G – En ce qui concerne la dématérialisation des actes

Alors que de plus en plus d'Administrations modernisent leurs services en procédant à la dématérialisation des actes, on voit bien que le ministère de l'intérieur n'est pas engagé dans cette dynamique. Or, c'est un passage obligé pour rapprocher l'administration de ses administrés.

De nos jours, il n'est plus nécessaire que les usagers se déplacent pour se faire établir un certain nombre de pièces administratives, telles que les extraits d'actes de naissance ou les actes de mariage. La dématérialisation sécurisée permet de mettre en chantier un tel projet, au bénéfice des populations.

Le ministère de l'économie et des finances, à travers notamment les impôts et surtout le Trésor avec sa solution Trésor Pay, permet aujourd'hui à des milliers d'usagers de payer leurs contributions fiscales en ligne. Le ministère des transports a prévu également de mettre en place un tel système pour ce qui concerne le permis à point.

NOTRE CONCLUSION

Nous n'avons pas passé en revue toutes les prérogatives du ministère de l'intérieur et de la sécurité, mais essentiellement celles pour lesquelles nous recevons des dénonciations.

Sinon, en ce qui concerne l'organisation du Hadj, il y a à redire. Tout comme, s'agissant du paiement de la dotation budgétaire des collectivités territoriales.

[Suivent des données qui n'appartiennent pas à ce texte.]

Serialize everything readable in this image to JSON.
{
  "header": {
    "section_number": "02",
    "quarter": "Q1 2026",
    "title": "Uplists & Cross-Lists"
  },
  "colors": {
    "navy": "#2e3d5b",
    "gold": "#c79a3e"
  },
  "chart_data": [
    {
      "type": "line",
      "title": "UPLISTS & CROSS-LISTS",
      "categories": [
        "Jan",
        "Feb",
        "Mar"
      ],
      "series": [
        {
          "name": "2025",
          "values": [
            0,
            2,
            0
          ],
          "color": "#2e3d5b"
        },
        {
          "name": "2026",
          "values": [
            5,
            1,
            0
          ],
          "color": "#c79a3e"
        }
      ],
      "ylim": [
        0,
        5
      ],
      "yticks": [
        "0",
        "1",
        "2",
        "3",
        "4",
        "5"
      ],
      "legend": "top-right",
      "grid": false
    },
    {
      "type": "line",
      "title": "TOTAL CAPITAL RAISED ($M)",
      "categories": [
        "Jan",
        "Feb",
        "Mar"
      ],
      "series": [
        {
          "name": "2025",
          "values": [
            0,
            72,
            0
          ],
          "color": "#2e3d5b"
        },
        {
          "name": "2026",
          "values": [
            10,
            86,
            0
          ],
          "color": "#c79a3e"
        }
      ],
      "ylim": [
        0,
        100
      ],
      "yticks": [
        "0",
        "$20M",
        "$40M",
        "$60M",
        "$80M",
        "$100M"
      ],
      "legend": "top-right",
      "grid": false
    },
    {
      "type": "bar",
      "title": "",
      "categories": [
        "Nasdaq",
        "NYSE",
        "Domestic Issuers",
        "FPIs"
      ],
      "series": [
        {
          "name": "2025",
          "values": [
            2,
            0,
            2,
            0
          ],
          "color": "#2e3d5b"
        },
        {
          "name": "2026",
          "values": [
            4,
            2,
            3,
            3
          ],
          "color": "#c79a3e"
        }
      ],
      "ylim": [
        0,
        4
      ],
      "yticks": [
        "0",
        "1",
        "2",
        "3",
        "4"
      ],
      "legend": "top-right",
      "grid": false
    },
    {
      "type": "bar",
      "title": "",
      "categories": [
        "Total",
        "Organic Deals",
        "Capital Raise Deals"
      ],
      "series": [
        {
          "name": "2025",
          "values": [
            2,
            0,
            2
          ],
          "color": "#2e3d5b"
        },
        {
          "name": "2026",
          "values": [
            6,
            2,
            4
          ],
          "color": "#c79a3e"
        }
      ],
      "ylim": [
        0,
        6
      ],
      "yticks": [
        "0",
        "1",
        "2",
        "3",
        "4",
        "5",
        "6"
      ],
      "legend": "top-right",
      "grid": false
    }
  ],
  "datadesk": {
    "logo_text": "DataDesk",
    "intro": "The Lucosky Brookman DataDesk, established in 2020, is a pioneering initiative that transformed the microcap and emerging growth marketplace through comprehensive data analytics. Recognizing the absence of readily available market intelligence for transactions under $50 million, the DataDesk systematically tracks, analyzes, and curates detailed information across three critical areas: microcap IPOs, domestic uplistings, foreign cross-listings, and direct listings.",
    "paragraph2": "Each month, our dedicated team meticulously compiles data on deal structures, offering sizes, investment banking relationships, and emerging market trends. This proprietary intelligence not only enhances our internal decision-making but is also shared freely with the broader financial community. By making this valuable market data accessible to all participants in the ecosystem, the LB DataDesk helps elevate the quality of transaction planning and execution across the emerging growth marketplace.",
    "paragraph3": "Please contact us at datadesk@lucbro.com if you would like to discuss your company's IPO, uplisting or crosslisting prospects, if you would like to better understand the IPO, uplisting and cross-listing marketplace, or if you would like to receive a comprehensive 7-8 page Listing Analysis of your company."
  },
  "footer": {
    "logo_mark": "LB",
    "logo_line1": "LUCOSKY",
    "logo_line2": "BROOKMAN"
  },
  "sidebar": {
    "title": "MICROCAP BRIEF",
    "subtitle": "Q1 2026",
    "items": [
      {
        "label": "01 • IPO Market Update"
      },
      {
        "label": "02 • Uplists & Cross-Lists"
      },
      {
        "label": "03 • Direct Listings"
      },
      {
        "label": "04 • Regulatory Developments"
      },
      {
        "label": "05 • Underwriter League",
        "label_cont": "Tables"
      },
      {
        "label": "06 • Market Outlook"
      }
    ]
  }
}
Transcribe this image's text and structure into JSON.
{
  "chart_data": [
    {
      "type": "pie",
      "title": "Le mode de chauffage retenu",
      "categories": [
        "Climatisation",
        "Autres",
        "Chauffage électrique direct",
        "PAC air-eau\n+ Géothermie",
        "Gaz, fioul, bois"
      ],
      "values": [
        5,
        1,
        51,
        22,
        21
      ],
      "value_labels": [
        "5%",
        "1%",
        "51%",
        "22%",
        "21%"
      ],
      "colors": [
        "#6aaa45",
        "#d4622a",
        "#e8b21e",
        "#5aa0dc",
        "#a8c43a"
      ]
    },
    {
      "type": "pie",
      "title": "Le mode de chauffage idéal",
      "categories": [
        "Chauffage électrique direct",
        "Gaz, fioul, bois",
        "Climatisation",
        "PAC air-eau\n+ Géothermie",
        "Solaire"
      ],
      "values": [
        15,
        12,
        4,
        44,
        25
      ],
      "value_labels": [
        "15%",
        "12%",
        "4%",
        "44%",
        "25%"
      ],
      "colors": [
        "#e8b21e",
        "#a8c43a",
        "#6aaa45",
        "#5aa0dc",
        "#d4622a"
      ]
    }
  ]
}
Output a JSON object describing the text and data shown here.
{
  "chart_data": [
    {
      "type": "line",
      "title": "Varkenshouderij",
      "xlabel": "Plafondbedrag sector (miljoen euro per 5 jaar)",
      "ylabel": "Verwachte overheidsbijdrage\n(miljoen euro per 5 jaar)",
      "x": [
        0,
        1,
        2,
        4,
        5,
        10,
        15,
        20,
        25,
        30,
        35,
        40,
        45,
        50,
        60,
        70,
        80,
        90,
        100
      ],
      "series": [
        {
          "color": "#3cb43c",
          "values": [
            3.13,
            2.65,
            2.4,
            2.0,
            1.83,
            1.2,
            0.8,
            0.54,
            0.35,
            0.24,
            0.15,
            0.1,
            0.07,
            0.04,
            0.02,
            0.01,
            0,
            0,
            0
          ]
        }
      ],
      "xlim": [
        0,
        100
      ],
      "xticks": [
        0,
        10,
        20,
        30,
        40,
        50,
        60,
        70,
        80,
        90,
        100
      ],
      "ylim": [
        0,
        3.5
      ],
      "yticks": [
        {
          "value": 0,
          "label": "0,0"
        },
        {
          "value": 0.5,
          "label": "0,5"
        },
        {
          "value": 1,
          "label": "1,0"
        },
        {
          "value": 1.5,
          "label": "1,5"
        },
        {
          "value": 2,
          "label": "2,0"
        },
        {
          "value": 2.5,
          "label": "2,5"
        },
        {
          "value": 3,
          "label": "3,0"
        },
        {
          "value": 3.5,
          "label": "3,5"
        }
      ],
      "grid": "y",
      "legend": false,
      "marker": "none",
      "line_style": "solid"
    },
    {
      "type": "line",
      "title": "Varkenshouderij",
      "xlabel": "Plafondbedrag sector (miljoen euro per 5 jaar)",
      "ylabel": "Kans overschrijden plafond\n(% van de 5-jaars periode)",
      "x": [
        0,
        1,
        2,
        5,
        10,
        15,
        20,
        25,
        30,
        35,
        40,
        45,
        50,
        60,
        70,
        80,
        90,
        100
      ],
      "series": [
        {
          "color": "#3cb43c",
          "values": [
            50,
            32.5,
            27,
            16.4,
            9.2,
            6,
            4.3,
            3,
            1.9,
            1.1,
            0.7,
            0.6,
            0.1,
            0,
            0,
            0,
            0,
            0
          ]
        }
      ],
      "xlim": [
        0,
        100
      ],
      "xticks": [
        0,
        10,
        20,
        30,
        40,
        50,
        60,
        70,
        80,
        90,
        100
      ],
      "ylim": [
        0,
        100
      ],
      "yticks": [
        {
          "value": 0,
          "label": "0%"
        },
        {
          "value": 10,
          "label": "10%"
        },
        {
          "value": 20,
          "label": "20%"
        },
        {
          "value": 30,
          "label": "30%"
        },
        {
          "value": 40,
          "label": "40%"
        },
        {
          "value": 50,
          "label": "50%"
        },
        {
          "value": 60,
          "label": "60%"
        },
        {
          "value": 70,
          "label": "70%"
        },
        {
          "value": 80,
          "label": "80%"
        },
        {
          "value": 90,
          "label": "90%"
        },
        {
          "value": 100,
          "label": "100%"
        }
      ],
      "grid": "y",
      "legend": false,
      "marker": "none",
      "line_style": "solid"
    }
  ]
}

À partir du traitement des dénonciations que nous recevons et de l'absence d'initiatives du ministre en vue de corriger les dysfonctionnements relevés, nous sommes fondés à affirmer que le ministre Vagondo n'est pas l'homme de la situation à ce ministère.

Compte tenu de la menace djihadiste et du péril territoriste au nord du pays, nous suggérons que le gouvernement sépare le securité de l'intérieur et confie l'intérieur à un spécialiste des questions sécuritaires qui a fait ses preuves et qui connaît parfaitement les défis sécuritaires auquel notre pays est confronté.

Nous sommes persuadé de la police est le 1er rempart contre les coups d'Etat et autres désordres dans un pays. Il est donc nécessaire de confier la sécurité non pas à un politique mais à un spécialiste.

En ce qui concerne l'intérieur, là aussi, compte tenu dus retards accumulés en Côte d'Ivoire, nous suivrons de le confier à un réformiste qui a une claire vision moderniste de l'Administration. Cet homme de terrain devra avoir la culture du résultat, s'il veut transformer de façon efficiente notre administration décentralisée et territoriale.